Lembro-me como se fosse ontem o dia em que minha família se mudou para o Brasil. Eu tinha 8 anos. Papai havia feito um ótimo negócio na cidade em que morávamos: Dehli. Havíamos ganho tanto dinheiro, mamãe mal pôde conter as lágrimas. Kashi logo começou a insistir que papai investisse o dinheiro: eu não sabia bem o que isso significava, e continuo sem saber, mas Kashi sempre dissera que era um jeito fácil de se ganhar dinheiro fazendo praticamente nada. Papai não quis saber. "Nosso povo é tradicionalmente comerciante", repetia ele. "O comércio corre em nossas veias". O comércio corre em nossas veias? Eu não entendia nada daquilo. Confesso que prestava pouca atenção. Minha mãe comentava comigo que poderíamos comprar tecidos novos, e isso me interessava muito mais no momento.
E então aconteceu. Naquele dia fatídico, papai escancarou a porta do trailer, gritando para que pegássemos tudo o que podíamos carregar. No meio da correria, eu só ouvia "Sandhya, pegue suas coisas logo! Depois explicamos tudo!". Coloquei meus pertences em uma mochila, cambaleando pelo trailer enquanto papai dirigia velozmente até o aeroporto. Lembro-me de minha mãe gritando "Mas para onde??", e meu pai respondendo, após uma pausa: "para... o Brasil!".
Assim viemos parar aqui. Por meses mudamos de pensão em pensão, sem que me explicassem ao certo o que estava acontecendo. Bom, costumávamos viajar muito quando eu era pequena, então mudanças não eram problema para mim. Só me incomodavam os chochichos entre meus pais e meu irmão, que sempre cessavam quando eu entrava no aposento. Por que não me contar logo o que estava havendo? Eu podia sentir que algo estava errado. Muito errado.
Foi na primavera quando meu pai conseguiu comprar um sobradinho. Ele parecia ávido por gastar o dinheiro que tinha ganho em Dehli. Montamos uma pequena loja no andar de baixo, que logo começou a funcionar, graças à experiência de meu pai e meu irmão. Passei a ajudar nas vendas depois da escola. No começo foi muito difícil aprender a falar português, mas eu e o Kashi nos adaptamos bem. Papai e mamãe não aprenderam direito ainda, então nós temos que ajudá-los, mas tudo bem.
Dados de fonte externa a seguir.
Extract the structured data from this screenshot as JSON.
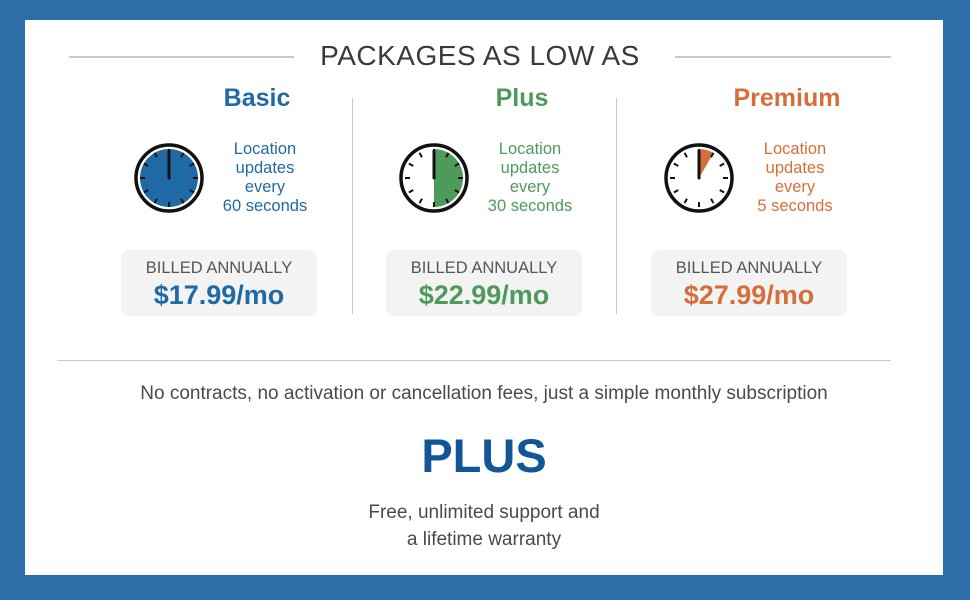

Ainda não me disseram o motivo verdadeiro para termos vindo às pressas para esse país de cultura tão diferente da nossa. Papai me mandou tomar cuidado, e sempre prestar atenção se tem alguém me seguindo. Ele diz que é porque São Paulo é uma cidade grande. Mas Dehli também é, e ele nunca foi tão preocupado enquanto morávamos lá. Tenho um pressentimento ruim sobre isso tudo. Será que corremos perigo?